We live in a culture that no longer believes in the importance of marriage. Indeed, we have moved from being a culture of marriage to a culture of divorce. At a time when the institution of marriage is maligned and abused on all sides, the need for the institution has never been greater.

Three major changes are needed, it seems if we want to reverse the rise in divorce, and to reaffirm the importance of marriage.

The first change is cultural. What is needed is a major effort to tell modern culture that it, is wrong to emphasise the individual over the family or community. Popular culture is especially to be blamed for this stress on personal self-gratification at the expense of the social good.

What is needed is the re-establishment of the social stigma that has traditionally accompanied voluntary family dissolution. It is not politically correct to assign blame, guilt or shame to family breakdown today, but that is what is needed nonetheless.

In the past people tended to stay together in marriage for three reasons: 1) social shame and stigma acted as a deterrent; 2) the good of the children was paramount; 3) it was economically unviable to break up a marriage. Today we have undermined all three reasons for making marriage work.

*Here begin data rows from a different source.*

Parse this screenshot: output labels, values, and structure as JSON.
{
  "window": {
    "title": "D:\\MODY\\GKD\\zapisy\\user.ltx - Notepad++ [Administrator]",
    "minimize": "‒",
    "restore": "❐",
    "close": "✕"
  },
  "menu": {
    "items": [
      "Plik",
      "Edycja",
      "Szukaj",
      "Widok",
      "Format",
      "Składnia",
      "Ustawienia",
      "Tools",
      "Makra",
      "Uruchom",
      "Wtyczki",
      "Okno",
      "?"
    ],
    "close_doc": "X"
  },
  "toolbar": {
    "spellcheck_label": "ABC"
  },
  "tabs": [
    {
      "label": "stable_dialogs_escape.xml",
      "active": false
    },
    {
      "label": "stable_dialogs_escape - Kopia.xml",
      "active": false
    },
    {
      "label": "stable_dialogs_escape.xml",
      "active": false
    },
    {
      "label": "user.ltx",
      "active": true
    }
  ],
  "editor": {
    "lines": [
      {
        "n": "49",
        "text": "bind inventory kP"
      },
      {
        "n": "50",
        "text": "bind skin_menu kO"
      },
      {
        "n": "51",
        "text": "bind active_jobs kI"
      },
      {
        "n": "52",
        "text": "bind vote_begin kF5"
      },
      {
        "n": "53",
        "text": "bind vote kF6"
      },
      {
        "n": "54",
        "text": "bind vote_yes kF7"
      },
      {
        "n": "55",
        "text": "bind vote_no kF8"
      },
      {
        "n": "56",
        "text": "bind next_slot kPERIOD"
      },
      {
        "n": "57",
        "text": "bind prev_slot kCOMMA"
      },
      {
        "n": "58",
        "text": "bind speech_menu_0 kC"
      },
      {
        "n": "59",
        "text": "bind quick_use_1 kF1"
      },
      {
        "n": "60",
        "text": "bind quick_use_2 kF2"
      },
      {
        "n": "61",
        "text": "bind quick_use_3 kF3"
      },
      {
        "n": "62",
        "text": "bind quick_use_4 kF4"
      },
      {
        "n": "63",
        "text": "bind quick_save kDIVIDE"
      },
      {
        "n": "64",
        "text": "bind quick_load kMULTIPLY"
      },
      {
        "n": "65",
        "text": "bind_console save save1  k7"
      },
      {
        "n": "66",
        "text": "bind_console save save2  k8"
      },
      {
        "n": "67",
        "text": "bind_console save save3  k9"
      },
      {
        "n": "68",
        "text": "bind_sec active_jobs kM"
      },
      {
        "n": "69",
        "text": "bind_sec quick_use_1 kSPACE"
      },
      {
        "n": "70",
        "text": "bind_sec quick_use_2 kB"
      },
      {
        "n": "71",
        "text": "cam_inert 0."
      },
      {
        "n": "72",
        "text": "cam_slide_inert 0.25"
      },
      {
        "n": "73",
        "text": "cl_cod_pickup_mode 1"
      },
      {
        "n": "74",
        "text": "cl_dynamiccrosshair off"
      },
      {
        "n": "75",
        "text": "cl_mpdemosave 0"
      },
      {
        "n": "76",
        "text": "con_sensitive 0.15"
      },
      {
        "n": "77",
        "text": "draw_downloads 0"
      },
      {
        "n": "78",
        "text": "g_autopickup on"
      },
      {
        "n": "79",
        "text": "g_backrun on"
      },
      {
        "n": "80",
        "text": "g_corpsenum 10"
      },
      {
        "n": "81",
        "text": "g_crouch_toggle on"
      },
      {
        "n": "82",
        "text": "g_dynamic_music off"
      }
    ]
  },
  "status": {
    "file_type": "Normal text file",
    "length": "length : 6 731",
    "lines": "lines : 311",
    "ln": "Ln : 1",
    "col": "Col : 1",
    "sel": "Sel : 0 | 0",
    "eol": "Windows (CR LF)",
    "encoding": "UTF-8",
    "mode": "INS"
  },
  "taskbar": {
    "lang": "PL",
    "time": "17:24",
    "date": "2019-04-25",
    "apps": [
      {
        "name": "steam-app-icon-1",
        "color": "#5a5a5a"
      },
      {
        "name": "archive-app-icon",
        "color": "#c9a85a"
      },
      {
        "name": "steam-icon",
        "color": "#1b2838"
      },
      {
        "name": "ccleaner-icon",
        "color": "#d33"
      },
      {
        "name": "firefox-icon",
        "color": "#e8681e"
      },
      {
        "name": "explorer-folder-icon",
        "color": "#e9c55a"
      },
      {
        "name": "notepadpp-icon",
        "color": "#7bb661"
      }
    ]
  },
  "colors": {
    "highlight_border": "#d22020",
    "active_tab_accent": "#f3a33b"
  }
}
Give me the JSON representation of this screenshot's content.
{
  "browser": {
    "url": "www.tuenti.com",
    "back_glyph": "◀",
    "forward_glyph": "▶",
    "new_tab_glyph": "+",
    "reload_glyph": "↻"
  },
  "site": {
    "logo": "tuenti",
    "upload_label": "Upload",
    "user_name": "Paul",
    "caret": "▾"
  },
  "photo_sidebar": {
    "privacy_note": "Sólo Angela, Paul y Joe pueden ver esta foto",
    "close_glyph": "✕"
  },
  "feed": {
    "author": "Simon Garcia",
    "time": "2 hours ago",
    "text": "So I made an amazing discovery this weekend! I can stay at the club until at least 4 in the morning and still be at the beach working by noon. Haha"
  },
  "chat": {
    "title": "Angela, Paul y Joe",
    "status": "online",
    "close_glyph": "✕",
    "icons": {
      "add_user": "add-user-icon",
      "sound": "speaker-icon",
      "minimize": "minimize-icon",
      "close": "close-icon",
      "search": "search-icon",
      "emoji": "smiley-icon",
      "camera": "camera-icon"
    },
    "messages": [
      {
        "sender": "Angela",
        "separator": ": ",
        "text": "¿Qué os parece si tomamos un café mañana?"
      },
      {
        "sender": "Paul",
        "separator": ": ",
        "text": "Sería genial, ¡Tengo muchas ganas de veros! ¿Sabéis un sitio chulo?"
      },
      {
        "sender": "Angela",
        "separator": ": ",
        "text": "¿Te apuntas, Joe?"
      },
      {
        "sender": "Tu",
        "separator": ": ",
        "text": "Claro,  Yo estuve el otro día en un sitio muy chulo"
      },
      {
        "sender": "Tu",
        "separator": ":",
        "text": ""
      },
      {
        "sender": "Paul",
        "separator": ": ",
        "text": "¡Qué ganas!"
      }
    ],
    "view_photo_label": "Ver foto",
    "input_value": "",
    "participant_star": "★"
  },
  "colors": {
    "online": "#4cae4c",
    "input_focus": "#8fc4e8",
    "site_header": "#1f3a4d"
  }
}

The second change is legal. Reform of our marriage laws can also contribute, at least indirectly to a broader renewal of the marital relationship. The first priority is surely to reverse the legal trend toward easy no fault, little-responsibility divorce. A major overhaul of the Family Law Act is one obvious starting point. A more general goal should be to emphasise in law the importance of marriage.

Most discussion of divorce today settles on the aftermath of divorce – custody disputes, alimony payments, etc. A recent Parliamentary inquiry into family law was entirely devoted to these issues. Almost no thinking is directed to the prevention of divorce.

One of the few to examine family law in Australia from a preventative point of view is Centre of Independent Studies fellow Barry Maley. In his book Marriage, Divorce and Family Justice, Maley argues that contract and the sense of permanency that goes with it, is what distinguishes marriage from de facto relationships.

The two chief faults of the Family Law Act, says Maley, are the failure to set out the contractual obligations of marriage, and the lack of certainty in divorce settlements.

Can the Family Law Act be reversed in Australia? It remains to be seen. Most attempts at overturning liberalised divorce laws in other countries have seen only cosmetic changes, or at best, more consideration for the interests of children in divorce settlements proceedings.

The third change is economic. If Australian public policy is contributing to, or at least not effectively halting, the breakdown of the family unit, then we need to have a rethink of government social and economic policy.

The economic pressure for parents with young children to join the paid workforce needs to be alleviated by a mechanism such as the homemakers’ allowance.

It may be too early to tell, but as some overseas studies are beginning to indicate marriages are more likely to break up when the mother of young children is in the paid workforce. And we are not speaking here of the negative consequences of putting young children in extended periods of daycare. Suffice it to say that as long as governments insist of coercing mothers into the workplace, the divorce culture will continue to flourish, while the marriage culture will continue to subside.

When we as a nation became serious about environmental degradation, we took steps to correct the problem. We need to see the destruction of marriage and the family as being just as harmful to the nation. It is up to all of us, not just our politicians, to call attention to the problem, and to get active in reversing it.